Mister DiCaprio, Sie haben unmittelbar vor diesem Interview erfahren, dass Sie neuerlich für einen Oscar nominiert sind, diesmal für seine Leistung als windiger Ex-Söldner in Edward Zwicks "Blood Diamond". Wie fühlen Sie sich?
LEONARDO DiCAPRIO: Ich bin nicht Heuchler genug, um zu behaupten, es sei mir gleichgültig. Natürlich freue ich mich riesig, vor allem, weil ich für einen Film nominiert bin, der etwas zu sagen hat.

Edward Zwick greift zwei heiße Eisen auf: Die "schmutzigen Diamanten" und die Kindersoldaten in Afrika. Sie haben mehrere Monate dort gedreht. Hat das Ihr Leben verändert?
DiCAPRIO: Klipp und klar: Ja! Wenn man erfährt, dass die Warlords ihren Krieg in Sierra Leone - wo unsere Story spielt - mit Diamanten finanziert haben, wobei vier Millionen Menschen starben, wenn man mitbekommt, dass in Südafrika, wo wir einen Großteil drehten, vier von zehn Menschen Aids haben, hörst auch auf, dich über banale Dinge deines Lebens zu beklagen und zu jammern.

Würden Sie Ihren Damen jetzt nach wie vor Juwelen kaufen?
DiCAPRIO: Schon, aber nur, wenn ich mich überzeugt habe, dass es "saubere" Diamanten sind, die nicht aus Konfliktgebieten kommen. Ich war auch stolz, dass weibliche Gäste zur Golden-Globe-Zeremonie demonstrativ ohne behängten Hals erschienen sind. Wir haben dem Oscar-Komitee auch nahe gelegt, die Damen nur von Juwelenmarken sponsern zu lassen, die die Unbedenklichkeit ihrer Ware belegen können. Aber das schaffen die Zeremonienmeister leider nicht.

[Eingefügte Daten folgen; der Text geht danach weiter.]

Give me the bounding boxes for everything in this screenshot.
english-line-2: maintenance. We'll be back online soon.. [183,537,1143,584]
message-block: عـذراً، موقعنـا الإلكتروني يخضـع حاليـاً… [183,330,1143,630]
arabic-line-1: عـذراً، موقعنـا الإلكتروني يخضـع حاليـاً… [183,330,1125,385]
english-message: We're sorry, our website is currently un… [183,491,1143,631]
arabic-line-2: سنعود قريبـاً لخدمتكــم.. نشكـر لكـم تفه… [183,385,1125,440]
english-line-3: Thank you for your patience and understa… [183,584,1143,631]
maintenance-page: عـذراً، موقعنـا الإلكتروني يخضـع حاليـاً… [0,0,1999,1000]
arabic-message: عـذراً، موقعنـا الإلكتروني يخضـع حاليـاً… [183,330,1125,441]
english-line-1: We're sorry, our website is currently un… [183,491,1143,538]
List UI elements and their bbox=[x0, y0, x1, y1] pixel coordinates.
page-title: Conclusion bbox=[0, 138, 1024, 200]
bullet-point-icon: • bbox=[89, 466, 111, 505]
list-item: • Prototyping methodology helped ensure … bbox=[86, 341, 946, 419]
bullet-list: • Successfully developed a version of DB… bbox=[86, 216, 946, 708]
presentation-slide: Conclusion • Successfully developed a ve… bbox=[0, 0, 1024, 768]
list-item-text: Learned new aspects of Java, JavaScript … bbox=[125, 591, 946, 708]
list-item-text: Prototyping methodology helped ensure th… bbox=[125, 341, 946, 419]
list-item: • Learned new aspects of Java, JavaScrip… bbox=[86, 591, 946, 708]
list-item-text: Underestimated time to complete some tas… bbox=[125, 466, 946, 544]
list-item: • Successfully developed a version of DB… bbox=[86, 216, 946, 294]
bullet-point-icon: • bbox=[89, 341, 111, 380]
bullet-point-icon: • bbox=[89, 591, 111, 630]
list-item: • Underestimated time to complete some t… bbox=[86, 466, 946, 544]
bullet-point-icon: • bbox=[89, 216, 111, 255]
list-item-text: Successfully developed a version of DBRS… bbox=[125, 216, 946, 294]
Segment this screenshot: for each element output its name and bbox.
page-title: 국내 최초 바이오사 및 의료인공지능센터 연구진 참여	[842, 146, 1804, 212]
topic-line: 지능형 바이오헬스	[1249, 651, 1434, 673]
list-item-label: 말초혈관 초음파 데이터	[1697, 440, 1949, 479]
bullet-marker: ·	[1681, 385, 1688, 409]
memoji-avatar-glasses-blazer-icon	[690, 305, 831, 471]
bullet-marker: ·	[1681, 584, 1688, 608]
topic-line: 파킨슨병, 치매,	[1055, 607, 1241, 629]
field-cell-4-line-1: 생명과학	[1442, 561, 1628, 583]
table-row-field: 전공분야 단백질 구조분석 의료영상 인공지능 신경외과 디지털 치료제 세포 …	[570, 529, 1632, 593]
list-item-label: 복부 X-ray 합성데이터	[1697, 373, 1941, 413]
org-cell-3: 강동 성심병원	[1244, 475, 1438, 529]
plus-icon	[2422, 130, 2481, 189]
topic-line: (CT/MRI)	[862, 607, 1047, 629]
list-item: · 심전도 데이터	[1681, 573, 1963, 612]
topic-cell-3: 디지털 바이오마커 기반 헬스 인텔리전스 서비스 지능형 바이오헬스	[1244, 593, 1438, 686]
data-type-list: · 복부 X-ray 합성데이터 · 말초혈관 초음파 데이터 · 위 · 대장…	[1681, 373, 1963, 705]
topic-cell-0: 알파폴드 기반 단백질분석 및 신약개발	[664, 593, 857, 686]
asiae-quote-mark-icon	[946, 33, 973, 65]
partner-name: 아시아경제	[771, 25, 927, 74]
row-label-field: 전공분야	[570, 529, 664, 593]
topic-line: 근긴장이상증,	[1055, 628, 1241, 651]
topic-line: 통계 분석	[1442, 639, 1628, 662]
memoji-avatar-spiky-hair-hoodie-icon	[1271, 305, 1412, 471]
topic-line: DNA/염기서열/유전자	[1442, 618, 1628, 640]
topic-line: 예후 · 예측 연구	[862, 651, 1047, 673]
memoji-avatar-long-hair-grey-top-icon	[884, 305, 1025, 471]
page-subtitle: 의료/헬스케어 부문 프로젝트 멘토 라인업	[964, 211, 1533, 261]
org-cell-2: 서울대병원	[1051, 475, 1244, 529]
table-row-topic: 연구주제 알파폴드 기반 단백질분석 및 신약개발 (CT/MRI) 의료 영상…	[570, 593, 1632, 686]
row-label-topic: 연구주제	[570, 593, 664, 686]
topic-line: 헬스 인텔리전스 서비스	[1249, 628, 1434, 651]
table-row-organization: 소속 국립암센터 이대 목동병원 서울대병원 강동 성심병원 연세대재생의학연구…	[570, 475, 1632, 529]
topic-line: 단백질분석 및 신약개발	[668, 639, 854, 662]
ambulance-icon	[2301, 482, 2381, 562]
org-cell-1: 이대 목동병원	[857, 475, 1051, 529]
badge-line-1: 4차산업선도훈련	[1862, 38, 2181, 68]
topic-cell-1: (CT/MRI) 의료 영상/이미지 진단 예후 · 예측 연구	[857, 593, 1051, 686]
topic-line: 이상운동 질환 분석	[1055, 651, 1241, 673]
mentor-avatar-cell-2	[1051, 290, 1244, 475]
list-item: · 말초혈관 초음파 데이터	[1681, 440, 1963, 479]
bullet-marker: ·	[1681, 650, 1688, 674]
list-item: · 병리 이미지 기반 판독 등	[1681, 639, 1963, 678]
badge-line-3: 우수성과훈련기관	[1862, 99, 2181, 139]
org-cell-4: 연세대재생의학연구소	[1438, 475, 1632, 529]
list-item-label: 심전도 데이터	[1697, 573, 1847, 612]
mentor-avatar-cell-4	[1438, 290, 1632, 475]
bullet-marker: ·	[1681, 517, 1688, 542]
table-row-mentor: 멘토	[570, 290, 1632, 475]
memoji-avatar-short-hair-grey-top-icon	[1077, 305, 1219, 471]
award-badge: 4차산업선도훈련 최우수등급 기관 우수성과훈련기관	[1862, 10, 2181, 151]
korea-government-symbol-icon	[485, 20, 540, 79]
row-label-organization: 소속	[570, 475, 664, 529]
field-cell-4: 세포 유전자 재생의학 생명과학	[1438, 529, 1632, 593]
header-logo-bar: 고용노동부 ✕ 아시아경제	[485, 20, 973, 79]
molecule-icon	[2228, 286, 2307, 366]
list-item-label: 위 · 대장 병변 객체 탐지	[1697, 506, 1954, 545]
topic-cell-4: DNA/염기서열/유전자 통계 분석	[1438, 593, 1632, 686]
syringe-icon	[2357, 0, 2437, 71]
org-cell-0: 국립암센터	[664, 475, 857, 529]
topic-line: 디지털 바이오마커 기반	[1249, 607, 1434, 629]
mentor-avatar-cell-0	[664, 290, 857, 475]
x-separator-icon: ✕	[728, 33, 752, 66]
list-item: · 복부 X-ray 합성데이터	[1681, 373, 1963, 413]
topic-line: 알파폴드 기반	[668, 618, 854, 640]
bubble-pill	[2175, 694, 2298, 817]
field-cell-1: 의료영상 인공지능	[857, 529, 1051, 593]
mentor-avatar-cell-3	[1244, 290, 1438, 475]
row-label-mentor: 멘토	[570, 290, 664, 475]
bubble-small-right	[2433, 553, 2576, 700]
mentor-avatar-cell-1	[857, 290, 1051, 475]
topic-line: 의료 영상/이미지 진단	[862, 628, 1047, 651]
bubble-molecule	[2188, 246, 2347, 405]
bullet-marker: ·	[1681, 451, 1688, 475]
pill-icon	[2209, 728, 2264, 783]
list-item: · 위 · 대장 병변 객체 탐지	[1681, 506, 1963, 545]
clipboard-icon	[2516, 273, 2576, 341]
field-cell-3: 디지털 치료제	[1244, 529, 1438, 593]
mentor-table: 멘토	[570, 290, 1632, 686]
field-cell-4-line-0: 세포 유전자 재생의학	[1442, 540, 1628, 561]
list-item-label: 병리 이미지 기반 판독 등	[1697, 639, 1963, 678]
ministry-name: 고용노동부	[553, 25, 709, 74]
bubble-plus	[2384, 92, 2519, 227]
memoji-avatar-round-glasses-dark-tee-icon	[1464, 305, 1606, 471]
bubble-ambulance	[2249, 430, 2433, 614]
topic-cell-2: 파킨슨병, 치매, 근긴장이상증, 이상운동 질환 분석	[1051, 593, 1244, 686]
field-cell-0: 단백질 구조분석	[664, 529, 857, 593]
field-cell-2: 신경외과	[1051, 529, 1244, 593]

Wie haben Sie sich auf die Rolle vorbereitet?0
DiCAPRIO: Unter anderem an Ort und Stelle, mit ehemaligen Söldnern und Soldaten. Nun sind wir Amerikaner gewöhnt, frank und frei über unsere Gefühle zu reden, aber das sind keine Weicheier, sondern beinharte Burschen, Alpha-Tiere. Wenn du aus denen etwas herausholen willst, musst du mit ihnen in eine Bar gehen und ordentlich saufen. Das habe ich gemacht und viel davon profitiert. Man müsste sogar fürchten, dass einem von ihnen das, was du spielst, nicht passt, und dass er dich dafür prügelt. Deshalb fand ich es gut, dass all ihre Namen im Nachspann angeführt sind. Damit tragen sie selbst Verantwortung.

Ein Filmtitel - "Titanic" - und zwei Namen sind Marksteine Ihrer Karriere: Robert De Niro und Martin Scorsese. Gibt es einen Leonardo DiCaprio vor und einen nach "Titanic"?
DiCAPRIO: Ich distanziere mich nicht von dem, was Sie meine "flotten Zeiten" nennen würden, aber ich bin heute sicher ein anderer, wesentlich ernsthafterer Mensch. . .

. . .der sich seit dem Dreh zu "Blood Diamond" um ein afrikanisches Mädchen kümmert, das seine Eltern durch Aids verloren hat, der einen Umweltfilm produziert und kommentiert hat?
DiCAPRIO: Das möchte ich nicht an die große Glocke hängen. Ich werde allerdings zornig, wenn jemand behauptet, dass ich so was nur aus Publicity-Zwecken mache. Ich engagiere mich bereits seit acht Jahren für alle möglichen Dinge.

Ja, und wie steht es mit Scorsese, De Niro?
DiCAPRIO: Mit Scorsese drehte ich Wunschfilme. Und dann hatte ich die Ehre, neben De Niro in "This Boy's Life" mitwirken zu dürfen, kam als junger Spund hin und dachte, eh schon alles zu wissen. Ich schaute mir an, was De Niro so trieb und wunderte mich, wieviel Wert er auf scheinbare Kleinigkeiten legte. Als ich aber das Resultat sah, wusste ich es ganz genau. Seither ist er ein großes Vorbild. Nebenbei: Michael Caton-Jones, der Regisseur von "This Boy's Life", hat mir einen ganz entscheidenden Satz gesagt.

Nämlich?
DiCAPRIO: Er sagte: "Schmerzen vergehen, Filme nicht!" Und mein besonderer Ehrgeiz ist es, Filme zu drehen, die später einmal als "Klassiker" gelten.